The Blockchain Association released a detailed crypto tax rules framework in Washington during its Capitol Hill Tax Fly-In. Members met with roughly two dozen House Ways and Means Committee offices to press for legislative reforms. According to the group, the proposal aims to modernize digital asset taxation as the CLARITY Act talks move forward in Congress.
Crypto Tax Rules Framework and CLARITY Act Progress
According to the association, the Digital Asset Tax Principles aim to modernize crypto tax rules while grounding reforms in operational experience. The framework stresses administrability, economic ownership, and functional consistency across mining and staking.
The association’s crypto tax rules principles are focused strictly on tax administration. The framework calls for a meaningful de minimis exemption for small transactions. It also proposes treating stablecoins as cash for tax purposes and excluding them from Form 1099-DA reporting.
On stablecoins, as Coingape reported, on Friday, the White House sought to break the stablecoin impasse tied to the CLARITY Act. Patrick Witt outlined a separate compromise after a closed-door session with industry and bank leaders. According to the Blockchain Association, such changes would reduce billions of low-value reporting obligations.
Lawmakers Pressed On Practical Digital Assets
According to the CEO of the Blockchain Association, Summer Mersinger, Congress must ensure crypto tax rules policy reflects economic reality and remains workable for taxpayers and regulators. She previously testified before the House Ways and Means Committee on digital asset taxation. The group now urges lawmakers to rely on established tax principles when drafting reforms.
Chief Policy Officer Lindsay Fraser said the recommendations reflect how blockchain networks operate in practice. The framework treats mining and staking rewards as self-created property taxable upon disposition. It also sources those rewards to the token owner’s residence.
Further, the proposal emphasizes nonrecognition treatment for transactions that do not alter economic exposure. Transfers between wallets that a user controls would not trigger taxable events. Similarly, protocol migrations or certain smart contract interactions would qualify for nonrecognition.
The document also addresses global competitiveness and anti-abuse rules. It recommends a statutory safe harbor for foreign persons trading on U.S. exchanges. At the same time, it supports closing wash sale gaps without disadvantaging digital assets.
Additionally, the framework calls for equal access within retirement accounts and optional mark-to-market accounting. It supports charitable contributions of digital assets without unnecessary appraisal burdens. It also seeks explicit recognition of blockchain development for R&D tax credits.
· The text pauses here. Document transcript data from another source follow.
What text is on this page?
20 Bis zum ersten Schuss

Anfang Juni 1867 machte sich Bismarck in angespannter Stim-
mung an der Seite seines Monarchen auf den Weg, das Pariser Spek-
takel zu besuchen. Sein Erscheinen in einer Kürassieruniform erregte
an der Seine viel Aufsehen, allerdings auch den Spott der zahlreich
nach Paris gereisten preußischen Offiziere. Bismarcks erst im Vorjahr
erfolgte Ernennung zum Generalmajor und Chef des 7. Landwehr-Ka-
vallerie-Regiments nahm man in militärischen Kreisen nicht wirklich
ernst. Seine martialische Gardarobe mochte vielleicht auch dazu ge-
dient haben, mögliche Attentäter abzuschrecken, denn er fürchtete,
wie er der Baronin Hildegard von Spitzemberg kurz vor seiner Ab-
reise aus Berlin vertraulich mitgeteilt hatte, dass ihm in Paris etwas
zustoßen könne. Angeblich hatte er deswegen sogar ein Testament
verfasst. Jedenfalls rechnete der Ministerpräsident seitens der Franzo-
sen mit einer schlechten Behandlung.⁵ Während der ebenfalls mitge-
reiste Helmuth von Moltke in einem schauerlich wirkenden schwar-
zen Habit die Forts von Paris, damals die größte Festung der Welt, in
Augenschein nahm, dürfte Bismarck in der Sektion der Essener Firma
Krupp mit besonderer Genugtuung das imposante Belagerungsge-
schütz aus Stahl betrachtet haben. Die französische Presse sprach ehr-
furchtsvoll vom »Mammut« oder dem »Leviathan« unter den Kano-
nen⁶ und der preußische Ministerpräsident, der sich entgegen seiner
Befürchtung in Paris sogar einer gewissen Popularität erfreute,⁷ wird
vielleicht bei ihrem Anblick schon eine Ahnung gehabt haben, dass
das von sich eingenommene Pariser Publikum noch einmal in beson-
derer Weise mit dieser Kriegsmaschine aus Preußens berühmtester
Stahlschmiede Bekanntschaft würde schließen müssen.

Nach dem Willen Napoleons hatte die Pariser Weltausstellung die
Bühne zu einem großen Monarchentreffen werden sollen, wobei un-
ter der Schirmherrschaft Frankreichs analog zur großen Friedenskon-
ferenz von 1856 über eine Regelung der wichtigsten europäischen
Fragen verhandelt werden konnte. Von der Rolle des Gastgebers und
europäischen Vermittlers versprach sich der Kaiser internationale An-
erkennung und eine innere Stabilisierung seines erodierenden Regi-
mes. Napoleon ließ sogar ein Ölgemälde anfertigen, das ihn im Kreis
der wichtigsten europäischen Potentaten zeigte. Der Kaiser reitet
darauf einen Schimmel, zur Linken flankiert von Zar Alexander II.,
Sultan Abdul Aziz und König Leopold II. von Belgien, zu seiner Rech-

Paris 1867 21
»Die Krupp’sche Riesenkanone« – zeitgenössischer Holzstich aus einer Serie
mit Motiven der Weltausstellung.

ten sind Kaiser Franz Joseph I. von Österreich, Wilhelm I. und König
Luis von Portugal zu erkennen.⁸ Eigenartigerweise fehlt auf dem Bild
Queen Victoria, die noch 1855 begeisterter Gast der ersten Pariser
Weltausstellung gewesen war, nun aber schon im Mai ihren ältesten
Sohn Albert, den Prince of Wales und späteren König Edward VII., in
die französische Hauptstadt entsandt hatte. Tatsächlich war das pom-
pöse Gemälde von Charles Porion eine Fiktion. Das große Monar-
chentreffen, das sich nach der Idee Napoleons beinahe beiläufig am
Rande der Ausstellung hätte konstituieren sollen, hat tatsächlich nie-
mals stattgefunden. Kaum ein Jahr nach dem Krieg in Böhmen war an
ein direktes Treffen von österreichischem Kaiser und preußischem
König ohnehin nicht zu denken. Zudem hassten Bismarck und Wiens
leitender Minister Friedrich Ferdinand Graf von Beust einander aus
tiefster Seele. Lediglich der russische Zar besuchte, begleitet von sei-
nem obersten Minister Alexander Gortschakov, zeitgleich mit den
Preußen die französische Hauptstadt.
Senate Roundtable On Crypto Taxes Postponed
While industry groups advanced proposals, a separate Senate roundtable on crypto tax rules policies did not proceed as planned. Senators Cynthia Lummis and Steve Daines, alongside Representative Mike Carey, had scheduled a closed-door discussion. Organizers postponed the session due to bad weather in Washington, D.C.
Journalist Eleanor Terret indicated they would reschedule the meeting soon. The roundtable aimed to examine existing U.S. tax treatment of transactions, staking, mining, and small-scale activity.
Lawmakers also planned to explore legislative reforms to improve clarity and fairness. Cynthia Lummis supports digital assets and fair crypto tax rules, emphasizing the need to update the tax code to embrace the digital economy rather than hinder it, arguing that regulatory clarity is essential for America to maintain its competitive edge in blockchain and cryptocurrency. The Pro-crypto Senator had earlier this month revealed that the Senate Majority Leader John Thune had pledged to schedule floor time for the CLARITY Act.
Meanwhile, last year, in July 2025, Lummis introduced comprehensive digital asset tax legislation (S. 2207) that proposes practical reforms, including a de minimis exemption for small transactions, deferral of income from mining and staking until sale, and extensions of wash-sale and lending rules to bring fairness and certainty to the sector.